Experience the perfect blend of flavors with gingerbread cake featuring rum-soaked raisins and crystallized ginger. This twist on classic gingerbread will leave you craving more!
Preheat the oven to 350° F. Grease and line an 9 x 9 inch cake pan with parchment paper. Lightly oil the parchment. This will make removing the cake from the pan really easy.
Place the rum, orange juice or water and raisins in a microwave safe cup or bowl. Microwave for 1 minute. Then set aside to cool and plump the raisins.
Pour the melted butter and molasses into the bowl of an electric mixer fitted with a paddle attachment. Mix in the rum extract, egg, and milk.
Sift the flour, baking soda, ginger, cinnamon, cloves, and salt together in a small bowl.
With the mixer on low speed, slowly add the flour mixture to the molasses mixture and mix only until smooth.
Drain the raisins and add them along with the crystallized ginger to the mixture. Pour into the prepared pan and bake for about 30 to 35 minutes, or until a toothpick inserted into the center comes out clean.
Set aside to cool completely.
When the cake has cooled, cut into squares and dust with powdered sugar.

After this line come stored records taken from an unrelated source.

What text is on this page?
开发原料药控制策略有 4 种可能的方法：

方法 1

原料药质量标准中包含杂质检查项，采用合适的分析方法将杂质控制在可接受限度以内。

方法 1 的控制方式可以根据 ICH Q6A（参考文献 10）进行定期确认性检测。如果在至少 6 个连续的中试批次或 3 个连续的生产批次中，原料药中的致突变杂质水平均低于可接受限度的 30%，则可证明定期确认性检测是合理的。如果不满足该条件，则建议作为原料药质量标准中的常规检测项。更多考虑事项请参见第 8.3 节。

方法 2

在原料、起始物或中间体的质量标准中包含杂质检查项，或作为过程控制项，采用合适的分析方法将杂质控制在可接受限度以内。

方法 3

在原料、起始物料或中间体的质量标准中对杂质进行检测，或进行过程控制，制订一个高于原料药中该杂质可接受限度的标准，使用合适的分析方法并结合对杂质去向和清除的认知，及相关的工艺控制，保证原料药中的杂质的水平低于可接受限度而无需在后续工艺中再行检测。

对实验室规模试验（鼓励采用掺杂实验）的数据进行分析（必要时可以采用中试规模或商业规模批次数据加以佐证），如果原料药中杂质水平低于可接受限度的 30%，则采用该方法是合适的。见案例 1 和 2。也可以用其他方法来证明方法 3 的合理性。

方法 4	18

Serve with a dollop of fresh whipped cream.
Notes
This is a classic gingerbread cake recipe made from scratch with molasses and warm spices.
Optional add-ins: Rum-soaked raisins and crystallized ginger add extra depth and texture but are not required for success.
To make this cake without alcohol, substitute the rum with orange juice or water when soaking the raisins.
For the best texture, avoid overmixing the batter and check for doneness early to prevent a dry cake.
Gingerbread cake becomes more flavorful after resting, making it a great make-ahead holiday dessert.
Store leftovers tightly covered in the refrigerator for up to 4 days, or freeze for up to 2 months.
For even distribution, lightly coat raisins in flour before folding into the batter.
Serve with whipped cream, vanilla ice cream, or a dusting of powdered sugar.